By Jeff Postelwait
With Congress set to adjourn for the elections soon, legislators are attempting to compromise on how best to regulate emissions from power plans following a federal appeals court’s decision to vacate the Clear Air Interstate Rule.
With the emissions rule thrown out, the question of how to reinstate it has been raised.
The White House, which considers the rule the signature air-quality accomplishment of the Bush administration, has asked Congress to restore the entire program.
Utilities are divided on whether this approach makes sense. Many favor restoring the first step of the program temporarily until a more long-term solution can be agreed upon.
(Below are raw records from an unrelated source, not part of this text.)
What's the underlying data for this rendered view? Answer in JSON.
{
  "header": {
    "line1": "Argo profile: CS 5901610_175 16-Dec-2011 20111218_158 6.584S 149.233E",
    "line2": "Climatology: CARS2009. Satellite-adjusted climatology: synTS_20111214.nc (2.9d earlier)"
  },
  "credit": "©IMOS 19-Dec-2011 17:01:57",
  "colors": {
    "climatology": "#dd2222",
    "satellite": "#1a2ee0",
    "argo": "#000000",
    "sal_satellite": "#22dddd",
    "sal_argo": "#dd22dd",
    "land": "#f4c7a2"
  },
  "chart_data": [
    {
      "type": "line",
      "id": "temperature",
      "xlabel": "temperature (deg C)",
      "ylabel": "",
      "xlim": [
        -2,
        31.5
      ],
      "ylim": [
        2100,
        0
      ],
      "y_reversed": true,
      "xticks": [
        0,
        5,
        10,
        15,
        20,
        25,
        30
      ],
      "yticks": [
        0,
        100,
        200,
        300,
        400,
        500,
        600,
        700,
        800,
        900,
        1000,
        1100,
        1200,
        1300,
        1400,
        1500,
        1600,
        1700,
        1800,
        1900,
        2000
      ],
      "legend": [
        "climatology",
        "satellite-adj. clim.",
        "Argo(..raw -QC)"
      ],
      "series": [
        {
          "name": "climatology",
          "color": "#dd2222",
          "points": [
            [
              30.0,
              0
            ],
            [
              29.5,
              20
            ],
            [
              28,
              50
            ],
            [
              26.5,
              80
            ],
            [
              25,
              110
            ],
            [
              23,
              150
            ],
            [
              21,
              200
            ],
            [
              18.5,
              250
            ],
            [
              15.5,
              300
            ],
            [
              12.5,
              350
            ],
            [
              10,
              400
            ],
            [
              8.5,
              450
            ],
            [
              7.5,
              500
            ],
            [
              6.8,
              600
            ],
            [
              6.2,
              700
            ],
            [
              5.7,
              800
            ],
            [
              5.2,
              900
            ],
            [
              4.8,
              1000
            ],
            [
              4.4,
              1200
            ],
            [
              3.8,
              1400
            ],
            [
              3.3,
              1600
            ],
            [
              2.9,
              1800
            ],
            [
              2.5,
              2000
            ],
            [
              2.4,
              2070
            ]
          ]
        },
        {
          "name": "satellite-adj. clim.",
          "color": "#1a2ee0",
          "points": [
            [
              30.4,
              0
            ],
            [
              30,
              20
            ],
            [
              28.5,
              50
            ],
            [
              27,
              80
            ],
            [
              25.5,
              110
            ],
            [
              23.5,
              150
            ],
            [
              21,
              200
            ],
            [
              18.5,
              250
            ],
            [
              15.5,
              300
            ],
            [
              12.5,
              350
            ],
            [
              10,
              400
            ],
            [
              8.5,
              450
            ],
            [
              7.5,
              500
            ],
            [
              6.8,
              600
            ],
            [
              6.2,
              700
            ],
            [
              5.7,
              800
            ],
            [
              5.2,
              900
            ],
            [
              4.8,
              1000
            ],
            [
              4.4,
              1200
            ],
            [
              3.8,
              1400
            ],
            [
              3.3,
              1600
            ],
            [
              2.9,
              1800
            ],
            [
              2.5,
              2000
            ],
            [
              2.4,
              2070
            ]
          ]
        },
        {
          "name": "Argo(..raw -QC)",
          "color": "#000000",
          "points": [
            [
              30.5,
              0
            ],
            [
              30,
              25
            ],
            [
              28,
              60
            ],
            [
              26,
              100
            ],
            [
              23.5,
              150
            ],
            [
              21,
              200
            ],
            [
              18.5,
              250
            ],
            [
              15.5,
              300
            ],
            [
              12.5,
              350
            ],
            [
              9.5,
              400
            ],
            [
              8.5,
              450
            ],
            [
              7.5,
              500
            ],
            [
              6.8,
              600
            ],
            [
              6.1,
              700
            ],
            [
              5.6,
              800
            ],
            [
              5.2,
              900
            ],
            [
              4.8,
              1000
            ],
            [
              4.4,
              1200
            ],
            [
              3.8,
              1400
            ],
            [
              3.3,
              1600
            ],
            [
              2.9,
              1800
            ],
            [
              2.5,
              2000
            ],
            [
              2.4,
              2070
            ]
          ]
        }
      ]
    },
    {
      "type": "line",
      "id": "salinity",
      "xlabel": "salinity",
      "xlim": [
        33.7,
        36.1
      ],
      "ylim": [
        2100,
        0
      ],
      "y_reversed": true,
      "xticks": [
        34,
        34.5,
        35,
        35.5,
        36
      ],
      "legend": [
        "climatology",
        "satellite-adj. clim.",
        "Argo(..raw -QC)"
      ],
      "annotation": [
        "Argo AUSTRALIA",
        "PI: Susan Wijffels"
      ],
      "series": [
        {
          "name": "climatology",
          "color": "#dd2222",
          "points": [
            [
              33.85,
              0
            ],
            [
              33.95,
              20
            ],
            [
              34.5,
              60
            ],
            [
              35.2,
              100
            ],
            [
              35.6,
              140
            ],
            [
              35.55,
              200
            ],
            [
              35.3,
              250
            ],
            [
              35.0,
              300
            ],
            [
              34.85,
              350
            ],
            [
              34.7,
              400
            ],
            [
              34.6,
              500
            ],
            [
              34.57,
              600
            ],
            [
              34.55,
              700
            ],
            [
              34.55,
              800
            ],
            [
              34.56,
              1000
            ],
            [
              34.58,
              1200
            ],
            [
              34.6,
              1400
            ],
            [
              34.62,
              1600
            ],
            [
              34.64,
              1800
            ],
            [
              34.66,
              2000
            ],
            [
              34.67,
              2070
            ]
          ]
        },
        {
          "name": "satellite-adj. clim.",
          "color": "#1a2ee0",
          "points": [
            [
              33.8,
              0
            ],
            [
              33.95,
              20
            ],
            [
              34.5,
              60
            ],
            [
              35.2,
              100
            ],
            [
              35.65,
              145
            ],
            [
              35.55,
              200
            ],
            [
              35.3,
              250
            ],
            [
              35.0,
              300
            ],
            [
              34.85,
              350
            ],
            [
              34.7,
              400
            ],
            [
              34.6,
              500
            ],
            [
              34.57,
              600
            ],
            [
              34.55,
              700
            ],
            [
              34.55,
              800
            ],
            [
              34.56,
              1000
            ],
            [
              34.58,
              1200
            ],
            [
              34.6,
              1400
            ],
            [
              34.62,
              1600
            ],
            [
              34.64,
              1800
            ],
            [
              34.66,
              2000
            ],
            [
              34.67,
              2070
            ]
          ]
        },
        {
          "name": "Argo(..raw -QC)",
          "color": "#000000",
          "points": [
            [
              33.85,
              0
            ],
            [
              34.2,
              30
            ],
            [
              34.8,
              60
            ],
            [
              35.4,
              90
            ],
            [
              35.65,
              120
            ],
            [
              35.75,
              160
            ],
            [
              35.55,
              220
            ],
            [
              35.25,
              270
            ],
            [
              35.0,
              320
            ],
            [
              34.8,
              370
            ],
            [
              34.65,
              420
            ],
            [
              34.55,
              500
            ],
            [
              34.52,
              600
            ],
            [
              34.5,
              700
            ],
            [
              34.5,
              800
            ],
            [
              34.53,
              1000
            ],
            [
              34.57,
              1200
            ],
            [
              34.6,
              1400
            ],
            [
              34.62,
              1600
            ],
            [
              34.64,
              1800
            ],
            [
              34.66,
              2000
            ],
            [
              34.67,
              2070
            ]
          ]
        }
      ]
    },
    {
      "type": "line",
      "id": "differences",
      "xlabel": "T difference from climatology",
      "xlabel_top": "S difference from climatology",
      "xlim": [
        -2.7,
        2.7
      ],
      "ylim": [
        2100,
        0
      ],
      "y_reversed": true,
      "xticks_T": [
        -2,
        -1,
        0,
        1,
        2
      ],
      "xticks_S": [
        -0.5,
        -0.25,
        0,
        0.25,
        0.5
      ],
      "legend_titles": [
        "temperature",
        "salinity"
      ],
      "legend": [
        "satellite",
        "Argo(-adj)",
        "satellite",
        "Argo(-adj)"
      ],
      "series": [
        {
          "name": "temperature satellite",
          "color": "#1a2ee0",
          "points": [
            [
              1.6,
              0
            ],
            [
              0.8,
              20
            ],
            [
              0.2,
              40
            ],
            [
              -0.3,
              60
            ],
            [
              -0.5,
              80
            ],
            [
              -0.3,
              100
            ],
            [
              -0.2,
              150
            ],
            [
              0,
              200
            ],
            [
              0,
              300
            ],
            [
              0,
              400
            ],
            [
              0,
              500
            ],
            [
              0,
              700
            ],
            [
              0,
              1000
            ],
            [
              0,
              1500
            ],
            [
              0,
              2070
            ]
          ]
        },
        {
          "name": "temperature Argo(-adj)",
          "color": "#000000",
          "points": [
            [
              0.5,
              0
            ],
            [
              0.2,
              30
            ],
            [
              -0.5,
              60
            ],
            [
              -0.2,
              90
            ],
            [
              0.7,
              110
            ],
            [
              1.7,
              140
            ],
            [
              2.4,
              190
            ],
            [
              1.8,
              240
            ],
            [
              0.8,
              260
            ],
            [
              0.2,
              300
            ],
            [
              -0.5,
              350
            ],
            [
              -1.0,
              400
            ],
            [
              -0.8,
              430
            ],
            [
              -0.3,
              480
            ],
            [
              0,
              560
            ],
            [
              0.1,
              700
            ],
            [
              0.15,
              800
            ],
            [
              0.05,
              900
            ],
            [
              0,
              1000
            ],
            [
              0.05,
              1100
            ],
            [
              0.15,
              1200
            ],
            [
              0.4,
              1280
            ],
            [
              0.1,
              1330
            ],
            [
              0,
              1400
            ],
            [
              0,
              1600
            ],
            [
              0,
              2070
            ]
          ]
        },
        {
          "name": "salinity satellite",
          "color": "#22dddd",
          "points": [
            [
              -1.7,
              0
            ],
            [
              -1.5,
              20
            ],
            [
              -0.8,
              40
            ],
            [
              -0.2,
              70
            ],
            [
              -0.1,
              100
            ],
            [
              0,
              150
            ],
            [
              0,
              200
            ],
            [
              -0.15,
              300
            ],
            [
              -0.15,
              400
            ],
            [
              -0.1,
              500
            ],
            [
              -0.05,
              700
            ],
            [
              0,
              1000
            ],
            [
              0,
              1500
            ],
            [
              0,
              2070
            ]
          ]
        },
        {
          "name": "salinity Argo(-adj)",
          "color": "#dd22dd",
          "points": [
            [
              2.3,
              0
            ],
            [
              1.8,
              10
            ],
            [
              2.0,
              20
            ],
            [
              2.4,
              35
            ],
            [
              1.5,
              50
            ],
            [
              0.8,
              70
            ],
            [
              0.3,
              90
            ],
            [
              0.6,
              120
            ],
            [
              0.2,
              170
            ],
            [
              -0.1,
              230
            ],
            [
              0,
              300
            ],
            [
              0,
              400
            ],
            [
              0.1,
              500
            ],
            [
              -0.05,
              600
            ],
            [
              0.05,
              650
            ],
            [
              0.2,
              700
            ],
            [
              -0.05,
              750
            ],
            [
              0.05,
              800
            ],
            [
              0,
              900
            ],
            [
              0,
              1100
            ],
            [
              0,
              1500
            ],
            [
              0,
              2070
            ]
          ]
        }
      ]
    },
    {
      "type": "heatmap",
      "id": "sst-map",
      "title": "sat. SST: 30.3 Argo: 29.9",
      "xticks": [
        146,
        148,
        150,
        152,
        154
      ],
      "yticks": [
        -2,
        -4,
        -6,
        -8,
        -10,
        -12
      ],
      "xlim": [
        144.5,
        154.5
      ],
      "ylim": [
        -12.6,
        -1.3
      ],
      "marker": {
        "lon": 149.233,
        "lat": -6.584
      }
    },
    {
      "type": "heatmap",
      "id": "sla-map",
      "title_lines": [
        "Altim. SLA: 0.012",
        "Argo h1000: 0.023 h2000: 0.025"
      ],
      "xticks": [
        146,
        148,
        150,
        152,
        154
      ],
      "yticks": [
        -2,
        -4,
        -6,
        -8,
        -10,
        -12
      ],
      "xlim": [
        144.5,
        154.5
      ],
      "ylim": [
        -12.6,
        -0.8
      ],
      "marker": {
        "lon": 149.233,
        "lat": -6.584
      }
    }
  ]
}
The White House does have some allies in this fight, with Sens. George Voinovich R-Ohio and James Inhofe R-Okla. introducing a bill Sept. 11 that would restore the entire program.
U.S. Sen. Lamar Alexander (R-Tn.) said during a bipartisan roundtable he hosted with Senator Tom Carper (D-De.), that Congress should act to protect clean air standards following the court ruling. He said the ruling sends a signal to utilities that they aren’t required to meet clean air standards.
Alexander called on Congress to enact legislation in the next three weeks to set a temporary extension of the CAIR rule.
Sens. Alexander and Carper also discussed the feasibility of a four-pollutant legislative approach to reduce sulfur dioxide, nitrogen oxide, mercury and carbon dioxide emissions from power plants.
On July 11, the D.C. Circuit Court of Appeals struck down the federal CAIR, which covered emissions from 28 Eastern states. By vacating the rule, the court in some cases relieved utilities from any obligation to reduce sulfur dioxide and nitrogen oxide emissions.
Still, some utilities are proceeding with improvements, even though there is no federal rule in place. The court decision has complicated efforts by utilities to clean up power plants, in some putting new investments on hold.
Under the EPA rule, emissions were to be cut in two steps: with an initial cap on nitrogen oxide emissions in place by 2009 and an initial cap on sulfur dioxide emissions in place by 2010. New caps would have been put in place on both types of emissions by 2015 in the rule’s second step.
CAIR was issued by the EPA March 10, 2005, and the agency said the rule would achieve the largest reduction in air pollution in more than a decade.